Since the pandemic began, employers and employees have fiercely debated the benefits—and detriments—of remote work.
“The conversation is quite polarized,” says Rob Sadow, CEO and cofounder of Scoop. “On the one hand, you have some CEOs who believe that companies are only serious if they’re full-time in office. And you have other folks on the opposite side of the spectrum [who] push really hard for fully remote work and who question why we have offices to begin with.”
Proponents of remote work—disproportionately workers—argue that flexibility empowers employees to balance productive professional and personal lives. Meanwhile, proponents of full-time in-person work—disproportionately senior executives—hinge their argument on two claims: that an organization’s culture is more productive and collaborative when workers physically share the same office; and that workers’ career opportunities improve when people are able to network in-person five days per week.
Now, as the proverbial dust from the pandemic settles and researchers are able to collect significant data on the impact of newer workplace styles, Sadow argues that we are collectively moving toward a new normal in which most companies offer a structured hybrid work schedule.
The hypothesis that working in-person leads to a better workplace culture has been the cornerstone of many decision-makers’ choice to force workers to return to the office. However, Scoop’s new report suggests this claim may be unfounded.
For the report, Scoop analyzed data from its Flex Index which includes information from over 8,000 companies that collectively employ over 100 million employees across 60,000 offices in the United States and abroad. Boston Consulting Group helped Scoop analyze 450,000 Glassdoor ratings across 554 public companies on Scoop’s Flex Index.

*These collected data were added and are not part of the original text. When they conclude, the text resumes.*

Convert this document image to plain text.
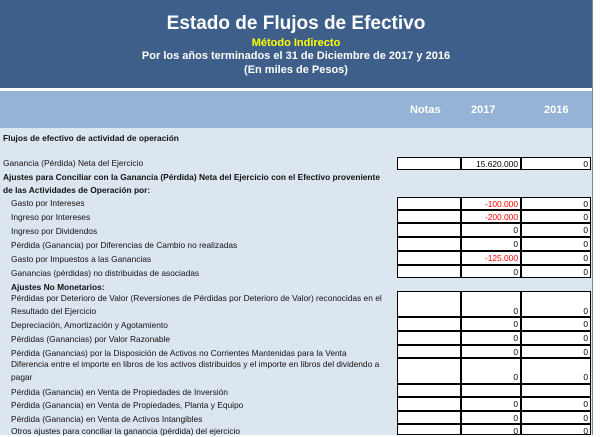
Estado de Flujos de Efectivo
Método Indirecto
Por los años terminados el 31 de Diciembre de 2017 y 2016
(En miles de Pesos)
Notas	2017	2016
Flujos de efectivo de actividad de operación
Ganancia (Pérdida) Neta del Ejercicio	15.620.000	0
Ajustes para Conciliar con la Ganancia (Pérdida) Neta del Ejercicio con el Efectivo proveniente de las Actividades de Operación por:
Gasto por Intereses	-100.000	0
Ingreso por Intereses	-200.000	0
Ingreso por Dividendos	0	0
Pérdida (Ganancia) por Diferencias de Cambio no realizadas	0	0
Gasto por Impuestos a las Ganancias	-125.000	0
Ganancias (pérdidas) no distribuidas de asociadas	0	0
Ajustes No Monetarios:
Pérdidas por Deterioro de Valor (Reversiones de Pérdidas por Deterioro de Valor) reconocidas en el Resultado del Ejercicio	0	0
Depreciación, Amortización y Agotamiento	0	0
Pérdidas (Ganancias) por Valor Razonable	0	0
Pérdida (Ganancias) por la Disposición de Activos no Corrientes Mantenidas para la Venta	0	0
Diferencia entre el importe en libros de los activos distribuidos y el importe en libros del dividendo a pagar	0	0
Pérdida (Ganancia) en Venta de Propiedades de Inversión
Pérdida (Ganancia) en Venta de Propiedades, Planta y Equipo	0	0
Pérdida (Ganancia) en Venta de Activos Intangibles	0	0
Otros ajustes para conciliar la ganancia (pérdida) del ejercicio	0	0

What they found was that people who worked in an office full-time reported the lowest levels of work-life balance and rated their organization’s culture and values the lowest when compared to people who worked completely remote or with a structured hybrid schedule. Meanwhile, workers who had full flexibility over where they worked reported the highest levels of work-life balance and rated their organization’s workplace culture and values the highest.
“The clear loser here on culture, from a score perspective, was full-time in-office,” says Sadow.

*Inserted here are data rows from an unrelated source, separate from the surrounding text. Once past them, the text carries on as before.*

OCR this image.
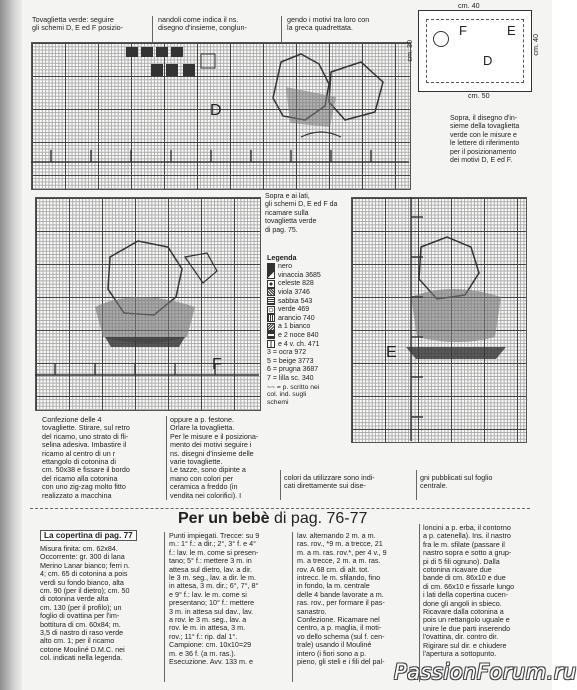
Tovaglietta verde: seguire
gli schemi D, E ed F posizio-
nandoli come indica il ns.
disegno d'insieme, conglun-
gendo i motivi tra loro con
la greca quadrettata.
D
F	E
D
cm. 40
cm. 40
cm. 30
cm. 50
Sopra, il disegno d'in-
sieme della tovaglietta
verde con le misure e
le lettere di riferimento
per il posizionamento
dei motivi D, E ed F.
F
Sopra e ai lati,
gli schemi D, E ed F da
ricamare sulla
tovaglietta verde
di pag. 75.
Legenda
nero
vinaccia 3685
celeste 828
viola 3746
sabbia 543
verde 469
arancio 740
a 1 bianco
e 2 noce 840
e 4 v. ch. 471
3 = ocra 972
5 = beige 3773
6 = prugna 3687
7 = lilla sc. 340
~~ = p. scritto nei
col. ind. sugli
schemi
E
Confezione delle 4
tovagliette. Stirare, sul retro
del ricamo, uno strato di fli-
selina adesiva. Imbastire il
ricamo al centro di un r
ettangolo di cotonina di
cm. 50x38 e fissare il bordo
del ricamo alla cotonina
con uno zig-zag molto fitto
realizzato a macchina
oppure a p. festone.
Orlare la tovaglietta.
Per le misure e il posiziona-
mento dei motivi seguire i
ns. disegni d'insieme delle
varie tovagliette.
Le tazze, sono dipinte a
mano con colori per
ceramica a freddo (in
vendita nei colorifici). I
colori da utilizzare sono indi-
cati direttamente sui dise-
gni pubblicati sul foglio
centrale.
Per un bebè di pag. 76-77
La copertina di pag. 77
Misura finita: cm. 62x84.
Occorrente: gr. 300 di lana
Merino Lanar bianco; ferri n.
4; cm. 65 di cotonina a pois
verdi su fondo bianco, alta
cm. 90 (per il dietro); cm. 50
di cotonina verde alta
cm. 130 (per il profilo); un
foglio di ovattina per l'im-
bottitura di cm. 60x84; m.
3,5 di nastro di raso verde
alto cm. 1; per il ricamo
cotone Mouliné D.M.C. nei
col. indicati nella legenda.
Punti impiegati. Trecce: su 9
m.: 1° f.: a dir.; 2°, 3° f. e 4°
f.: lav. le m. come si presen-
tano; 5° f.: mettere 3 m. in
attesa sul dietro, lav. a dir.
le 3 m. seg., lav. a dir. le m.
in attesa, 3 m. dir.; 6°, 7°, 8°
e 9° f.: lav. le m. come si
presentano; 10° f.: mettere
3 m. in attesa sul dav., lav.
a rov. le 3 m. seg., lav. a
rov. le m. in attesa, 3 m.
rov.; 11° f.: rip. dal 1°.
Campione: cm. 10x10=29
m. e 36 f. (a m. ras.).
Esecuzione. Avv. 133 m. e
lav. alternando 2 m. a m.
ras. rov., *9 m. a trecce, 21
m. a m. ras. rov.*, per 4 v., 9
m. a trecce, 2 m. a m. ras.
rov. A 68 cm. di alt. tot.
intrecc. le m. sfilando, fino
in fondo, la m. centrale
delle 4 bande lavorate a m.
ras. rov., per formare il pas-
sanastro.
Confezione. Ricamare nel
centro, a p. maglia, il moti-
vo dello schema (sul f. cen-
trale) usando il Mouliné
intero (i fiori sono a p.
pieno, gli steli e i fili del pal-
loncini a p. erba, il contorno
a p. catenella). Ins. il nastro
fra le m. sfilate (passare il
nastro sopra e sotto a grup-
pi di 5 fili ognuno). Dalla
cotonina ricavare due
bande di cm. 86x10 e due
di cm. 66x10 e fissarle lungo
i lati della copertina cucen-
done gli angoli in sbieco.
Ricavare dalla cotonina a
pois un rettangolo uguale e
unire le due parti inserendo
l'ovattina, dir. contro dir.
Rigirare sul dir. e chiudere
l'apertura a sottopunto.
PassionForum.ru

Debbie Lovich, managing director and senior partner at Boston Consulting Group adds that hybrid workers reported the highest levels of enjoyment and effectiveness at work.
Another common argument for working from an office full-time is that it allows workers the opportunity to network with their peers, which in turn could lead to growth opportunities. Many call this phenomenon “proximity bias.”

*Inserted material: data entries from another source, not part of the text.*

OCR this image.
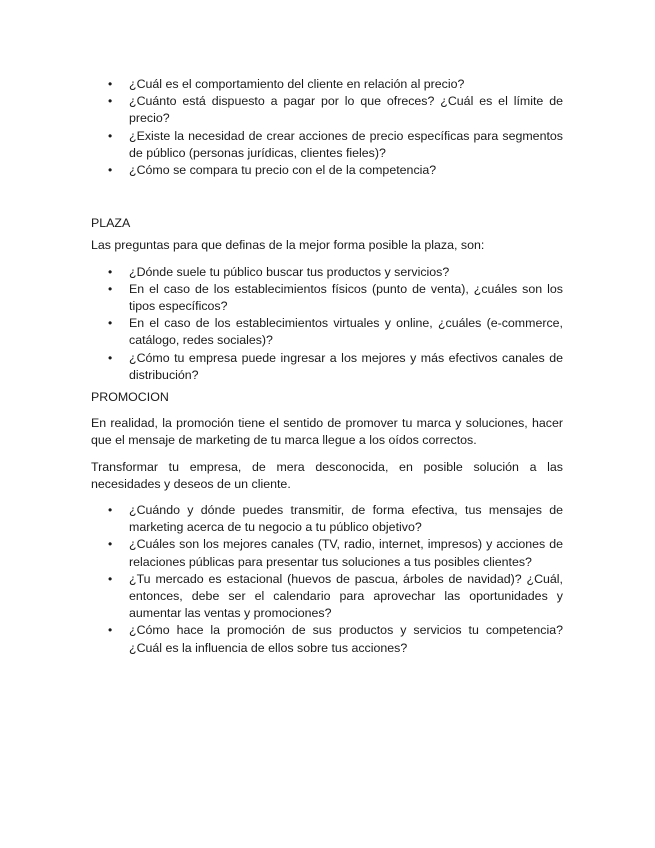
• ¿Cuál es el comportamiento del cliente en relación al precio?
• ¿Cuánto está dispuesto a pagar por lo que ofreces? ¿Cuál es el límite de precio?
• ¿Existe la necesidad de crear acciones de precio específicas para segmentos de público (personas jurídicas, clientes fieles)?
• ¿Cómo se compara tu precio con el de la competencia?
PLAZA

Las preguntas para que definas de la mejor forma posible la plaza, son:

• ¿Dónde suele tu público buscar tus productos y servicios?
• En el caso de los establecimientos físicos (punto de venta), ¿cuáles son los tipos específicos?
• En el caso de los establecimientos virtuales y online, ¿cuáles (e-commerce, catálogo, redes sociales)?
• ¿Cómo tu empresa puede ingresar a los mejores y más efectivos canales de distribución?
PROMOCION

En realidad, la promoción tiene el sentido de promover tu marca y soluciones, hacer que el mensaje de marketing de tu marca llegue a los oídos correctos.

Transformar tu empresa, de mera desconocida, en posible solución a las necesidades y deseos de un cliente.

• ¿Cuándo y dónde puedes transmitir, de forma efectiva, tus mensajes de marketing acerca de tu negocio a tu público objetivo?
• ¿Cuáles son los mejores canales (TV, radio, internet, impresos) y acciones de relaciones públicas para presentar tus soluciones a tus posibles clientes?
• ¿Tu mercado es estacional (huevos de pascua, árboles de navidad)? ¿Cuál, entonces, debe ser el calendario para aprovechar las oportunidades y aumentar las ventas y promociones?
• ¿Cómo hace la promoción de sus productos y servicios tu competencia? ¿Cuál es la influencia de ellos sobre tus acciones?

But when Scoop and BCG researched how remote work impacted career development, they found that working remotely did not negatively impact workers. In fact, those who worked full-time in an office reported the lowest levels of career opportunities and hybrid workers reported the highest.
“A lot of people still believe, myself included, that when it comes to relationship development, there’s an element to being in person that just is stronger in that regard,” says Sadow. “But at the same time, you don’t need to be together five days a week for that to happen.”
A new normal
Given data such as this, Lovich, who leads BCG’s future of work research suggests that there may be other reasons why so many leaders have pushed workers to return to the office full-time.
“There is an interesting connection between [when] financial performance drops and [when] CEOs demand people come into the office,” she says, suggesting instead of addressing underlying issues, many senior leaders choose to force workers to return to older work styles they are more accustomed to. “It’s like hazing.”
“In times of stress, we go back to the things that make us comfortable or made us successful in the first place,” says Sadow. He adds, “But the next crop of senior executives that grow up over the next five, 10, 15 years will have had a wholly different experience.”